CHeBA's Professors, Associate Professors, Doctors, Study Coordinators, Research Assistants, Students, Managers and support staff have united virtually to clock more than 10,000 kilometres (nearly 15 million steps) from London to the Himalayas to promote the significance of social connectedness and physical health during Sydney's lockdown.
The ambitious virtual distance, commencing at the start of World Alzheimer's Month on 1st September, is a tribute to CHeBA's leaders, Professor Henry Brodaty AO and Professor Perminder Sachdev AM. In the early 1970s the system in New South Wales was that trainees for specialist training in psychiatry were required to spend their first year in a rural placement.
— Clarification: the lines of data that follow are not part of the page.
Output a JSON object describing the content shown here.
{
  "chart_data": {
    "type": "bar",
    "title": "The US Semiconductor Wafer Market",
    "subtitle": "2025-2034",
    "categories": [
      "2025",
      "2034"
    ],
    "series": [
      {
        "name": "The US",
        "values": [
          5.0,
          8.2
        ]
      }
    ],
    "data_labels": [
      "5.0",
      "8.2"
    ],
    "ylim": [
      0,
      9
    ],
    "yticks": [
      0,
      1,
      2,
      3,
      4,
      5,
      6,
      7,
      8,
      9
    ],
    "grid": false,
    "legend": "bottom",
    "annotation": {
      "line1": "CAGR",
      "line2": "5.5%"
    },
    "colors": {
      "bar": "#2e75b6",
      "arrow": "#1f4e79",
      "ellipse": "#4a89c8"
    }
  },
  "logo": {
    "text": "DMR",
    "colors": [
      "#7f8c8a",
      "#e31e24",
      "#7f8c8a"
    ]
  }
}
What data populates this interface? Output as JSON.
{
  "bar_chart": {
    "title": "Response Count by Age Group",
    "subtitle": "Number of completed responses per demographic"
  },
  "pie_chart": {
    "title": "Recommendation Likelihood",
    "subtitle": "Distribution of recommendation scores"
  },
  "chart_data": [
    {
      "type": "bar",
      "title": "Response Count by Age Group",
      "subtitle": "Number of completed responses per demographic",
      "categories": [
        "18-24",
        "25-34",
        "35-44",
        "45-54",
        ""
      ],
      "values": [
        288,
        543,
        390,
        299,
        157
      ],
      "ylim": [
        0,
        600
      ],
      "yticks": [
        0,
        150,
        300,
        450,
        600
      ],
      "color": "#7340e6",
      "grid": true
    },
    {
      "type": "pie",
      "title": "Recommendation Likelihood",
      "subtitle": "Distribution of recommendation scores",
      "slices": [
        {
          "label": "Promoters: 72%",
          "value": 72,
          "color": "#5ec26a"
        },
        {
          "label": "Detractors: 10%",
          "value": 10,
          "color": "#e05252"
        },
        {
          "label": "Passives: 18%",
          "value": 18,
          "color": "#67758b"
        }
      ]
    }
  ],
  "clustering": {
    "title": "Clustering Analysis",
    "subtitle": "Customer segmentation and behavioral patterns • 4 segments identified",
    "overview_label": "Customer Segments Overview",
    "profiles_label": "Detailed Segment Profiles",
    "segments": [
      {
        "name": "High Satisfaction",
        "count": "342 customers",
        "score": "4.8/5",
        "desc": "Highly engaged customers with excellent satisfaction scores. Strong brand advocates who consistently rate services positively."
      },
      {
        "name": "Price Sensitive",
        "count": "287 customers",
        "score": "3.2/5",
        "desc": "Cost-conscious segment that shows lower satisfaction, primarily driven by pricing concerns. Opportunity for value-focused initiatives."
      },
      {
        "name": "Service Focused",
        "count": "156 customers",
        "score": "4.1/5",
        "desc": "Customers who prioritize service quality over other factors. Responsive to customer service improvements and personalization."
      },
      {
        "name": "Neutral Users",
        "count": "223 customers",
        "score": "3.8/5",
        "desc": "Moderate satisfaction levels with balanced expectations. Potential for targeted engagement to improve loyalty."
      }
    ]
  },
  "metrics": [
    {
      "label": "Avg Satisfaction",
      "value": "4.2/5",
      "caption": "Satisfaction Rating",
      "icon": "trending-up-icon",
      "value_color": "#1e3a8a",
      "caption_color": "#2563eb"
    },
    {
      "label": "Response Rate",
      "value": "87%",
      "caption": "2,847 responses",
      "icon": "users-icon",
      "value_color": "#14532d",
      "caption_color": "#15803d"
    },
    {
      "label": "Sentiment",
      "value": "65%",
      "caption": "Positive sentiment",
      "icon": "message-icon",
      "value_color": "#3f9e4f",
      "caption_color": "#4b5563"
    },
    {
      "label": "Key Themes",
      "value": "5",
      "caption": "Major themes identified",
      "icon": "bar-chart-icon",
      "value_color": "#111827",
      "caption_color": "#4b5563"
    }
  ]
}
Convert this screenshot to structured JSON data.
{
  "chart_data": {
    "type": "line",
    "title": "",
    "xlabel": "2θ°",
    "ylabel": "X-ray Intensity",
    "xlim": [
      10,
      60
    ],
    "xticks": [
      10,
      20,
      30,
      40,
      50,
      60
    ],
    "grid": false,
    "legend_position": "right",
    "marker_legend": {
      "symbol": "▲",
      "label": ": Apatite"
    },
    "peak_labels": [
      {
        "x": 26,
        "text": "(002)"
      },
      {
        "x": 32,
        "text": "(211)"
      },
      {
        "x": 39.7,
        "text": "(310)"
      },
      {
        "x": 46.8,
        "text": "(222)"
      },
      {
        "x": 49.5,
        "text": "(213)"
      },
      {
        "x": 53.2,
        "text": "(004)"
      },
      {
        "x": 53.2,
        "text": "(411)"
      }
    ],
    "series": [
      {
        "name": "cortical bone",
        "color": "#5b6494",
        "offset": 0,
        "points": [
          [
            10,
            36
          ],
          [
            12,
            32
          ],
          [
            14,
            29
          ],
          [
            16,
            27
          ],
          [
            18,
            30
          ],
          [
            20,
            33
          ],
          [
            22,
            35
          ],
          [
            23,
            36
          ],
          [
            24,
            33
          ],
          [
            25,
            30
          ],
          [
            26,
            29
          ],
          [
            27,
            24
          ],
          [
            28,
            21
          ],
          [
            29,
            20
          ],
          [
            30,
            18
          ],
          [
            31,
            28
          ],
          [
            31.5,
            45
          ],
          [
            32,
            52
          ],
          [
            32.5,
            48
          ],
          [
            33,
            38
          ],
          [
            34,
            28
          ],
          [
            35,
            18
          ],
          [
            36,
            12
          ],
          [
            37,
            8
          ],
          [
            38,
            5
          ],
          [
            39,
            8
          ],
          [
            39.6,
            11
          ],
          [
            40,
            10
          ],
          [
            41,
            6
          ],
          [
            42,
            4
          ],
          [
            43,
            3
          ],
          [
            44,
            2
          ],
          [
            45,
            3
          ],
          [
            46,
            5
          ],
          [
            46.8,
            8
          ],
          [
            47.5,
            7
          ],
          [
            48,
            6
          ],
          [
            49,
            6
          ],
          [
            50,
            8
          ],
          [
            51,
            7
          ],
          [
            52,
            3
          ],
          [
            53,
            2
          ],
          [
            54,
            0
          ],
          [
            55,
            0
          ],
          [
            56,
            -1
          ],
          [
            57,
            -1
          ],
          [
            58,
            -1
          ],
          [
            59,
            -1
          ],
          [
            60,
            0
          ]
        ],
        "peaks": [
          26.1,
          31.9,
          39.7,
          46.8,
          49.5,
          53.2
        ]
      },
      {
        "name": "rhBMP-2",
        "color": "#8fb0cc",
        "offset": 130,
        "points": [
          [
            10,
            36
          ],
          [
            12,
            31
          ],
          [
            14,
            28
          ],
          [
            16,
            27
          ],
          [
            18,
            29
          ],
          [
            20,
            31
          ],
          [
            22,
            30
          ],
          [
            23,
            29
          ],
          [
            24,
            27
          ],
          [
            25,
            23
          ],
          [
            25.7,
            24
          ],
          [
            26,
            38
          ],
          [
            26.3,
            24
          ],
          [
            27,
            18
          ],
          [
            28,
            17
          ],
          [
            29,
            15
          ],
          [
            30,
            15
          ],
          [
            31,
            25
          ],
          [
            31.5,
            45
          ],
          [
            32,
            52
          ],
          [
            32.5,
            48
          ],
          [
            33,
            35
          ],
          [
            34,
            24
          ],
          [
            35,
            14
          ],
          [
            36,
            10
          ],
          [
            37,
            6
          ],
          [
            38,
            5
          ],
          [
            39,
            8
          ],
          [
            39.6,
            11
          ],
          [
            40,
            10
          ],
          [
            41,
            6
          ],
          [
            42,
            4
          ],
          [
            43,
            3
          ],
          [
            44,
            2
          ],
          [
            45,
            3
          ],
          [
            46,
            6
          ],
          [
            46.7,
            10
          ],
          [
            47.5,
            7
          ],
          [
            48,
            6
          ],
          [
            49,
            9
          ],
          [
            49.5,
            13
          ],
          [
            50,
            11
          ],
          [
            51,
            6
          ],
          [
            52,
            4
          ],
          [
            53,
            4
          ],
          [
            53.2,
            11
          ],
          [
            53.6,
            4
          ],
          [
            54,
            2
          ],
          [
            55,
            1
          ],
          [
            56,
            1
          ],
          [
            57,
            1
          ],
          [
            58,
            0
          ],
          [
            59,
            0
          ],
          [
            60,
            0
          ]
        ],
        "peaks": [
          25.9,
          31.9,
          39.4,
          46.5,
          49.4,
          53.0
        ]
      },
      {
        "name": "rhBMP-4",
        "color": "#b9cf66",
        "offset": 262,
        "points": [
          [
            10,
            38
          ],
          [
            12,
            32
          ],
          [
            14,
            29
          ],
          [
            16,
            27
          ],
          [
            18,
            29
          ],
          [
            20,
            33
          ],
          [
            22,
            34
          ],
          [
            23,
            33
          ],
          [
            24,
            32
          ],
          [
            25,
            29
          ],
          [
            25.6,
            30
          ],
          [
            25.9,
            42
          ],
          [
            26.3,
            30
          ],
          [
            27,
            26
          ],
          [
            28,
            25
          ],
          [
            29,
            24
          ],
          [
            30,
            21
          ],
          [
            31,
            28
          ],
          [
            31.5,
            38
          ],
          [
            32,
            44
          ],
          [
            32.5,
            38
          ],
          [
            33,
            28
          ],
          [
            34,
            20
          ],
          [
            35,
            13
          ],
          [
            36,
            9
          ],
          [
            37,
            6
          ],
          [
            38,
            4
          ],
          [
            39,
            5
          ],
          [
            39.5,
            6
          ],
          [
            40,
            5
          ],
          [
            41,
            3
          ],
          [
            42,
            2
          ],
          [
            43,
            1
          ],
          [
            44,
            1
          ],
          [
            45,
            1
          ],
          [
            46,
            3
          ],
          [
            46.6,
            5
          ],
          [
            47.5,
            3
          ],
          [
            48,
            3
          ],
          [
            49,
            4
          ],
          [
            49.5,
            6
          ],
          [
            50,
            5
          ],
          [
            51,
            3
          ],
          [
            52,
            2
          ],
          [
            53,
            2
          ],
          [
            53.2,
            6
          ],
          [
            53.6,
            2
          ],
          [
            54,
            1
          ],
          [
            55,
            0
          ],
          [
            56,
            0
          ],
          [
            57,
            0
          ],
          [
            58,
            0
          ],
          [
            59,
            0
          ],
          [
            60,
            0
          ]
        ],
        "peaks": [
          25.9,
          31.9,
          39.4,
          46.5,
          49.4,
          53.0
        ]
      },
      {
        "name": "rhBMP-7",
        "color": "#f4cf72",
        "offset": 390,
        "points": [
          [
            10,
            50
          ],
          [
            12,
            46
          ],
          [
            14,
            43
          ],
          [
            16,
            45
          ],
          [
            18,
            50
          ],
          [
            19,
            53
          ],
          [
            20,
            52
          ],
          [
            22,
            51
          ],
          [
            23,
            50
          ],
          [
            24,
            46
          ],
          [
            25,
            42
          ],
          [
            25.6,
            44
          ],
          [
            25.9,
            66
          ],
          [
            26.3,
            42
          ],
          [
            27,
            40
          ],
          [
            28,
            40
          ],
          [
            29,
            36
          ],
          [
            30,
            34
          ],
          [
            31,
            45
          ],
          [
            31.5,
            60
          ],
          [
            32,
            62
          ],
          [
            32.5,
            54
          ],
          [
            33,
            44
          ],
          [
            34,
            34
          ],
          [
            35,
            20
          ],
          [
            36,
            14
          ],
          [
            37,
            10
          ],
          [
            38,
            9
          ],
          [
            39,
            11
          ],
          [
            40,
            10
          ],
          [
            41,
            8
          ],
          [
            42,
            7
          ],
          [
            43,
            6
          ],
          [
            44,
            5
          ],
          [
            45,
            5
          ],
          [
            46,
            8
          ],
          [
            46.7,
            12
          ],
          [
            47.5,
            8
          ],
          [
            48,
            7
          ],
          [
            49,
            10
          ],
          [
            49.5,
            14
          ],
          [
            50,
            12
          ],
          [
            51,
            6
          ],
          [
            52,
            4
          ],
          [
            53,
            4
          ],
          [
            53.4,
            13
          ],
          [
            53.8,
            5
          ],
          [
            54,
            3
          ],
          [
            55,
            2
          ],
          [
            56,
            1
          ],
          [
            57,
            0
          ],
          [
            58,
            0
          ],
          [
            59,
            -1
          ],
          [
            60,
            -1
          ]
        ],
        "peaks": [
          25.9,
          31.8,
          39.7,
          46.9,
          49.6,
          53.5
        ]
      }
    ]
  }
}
As a young 26-year old, Co-Director Henry Brodaty chose London and as such, his first job as a psychiatry trainee was in the Academic Department of Psychiatry, Middlesex Hospital.
CHeBA's staff and students will make their way across Paris, Switzerland, Slovenia, Sarajevo, Istanbul, Turkey, Syria and more all the way to the foothills of the Himalayas, in dedication of Co-Director Perminder Sachdev, who grew up in a small town near Shimla, the capital of Himachal Pradseh. Professor Sachdev completed his schooling at St Luke's School in Solan, just 1,000kms away from Kathmandu where this virtual walk will conclude.
During Greater Sydney's current lockdown restrictions, everyone at CHeBA is limited to a 5km radius from their homes and are missing their professional and social interaction. As such, and in support of Sydney's Operation Stay at Home, the CHeBA team will rack up as many of their steps and kilometres as possible within their own homes, creatively using lounge room shuttle runs and stairs to increase their physical activity.
There is clear evidence that lockdowns can take a toll on our physical and mental wellbeing, and the CHeBA Lockdown Challenge is set to promote the benefits of physical exercise and social connectedness - even virtually.
With CHeBA's Co-Directors walking the talk and joining the CHeBA Lockdown Challenge, please give generously and sponsor one of the staff or students to advance research into healthy brain ageing for all Australians. All funds raised by the CHeBA Lockdown Challenge will support research not only into early diagnosis, treatment and care for those with dementia, but also its prevention, and the promotion of positive ageing for the future.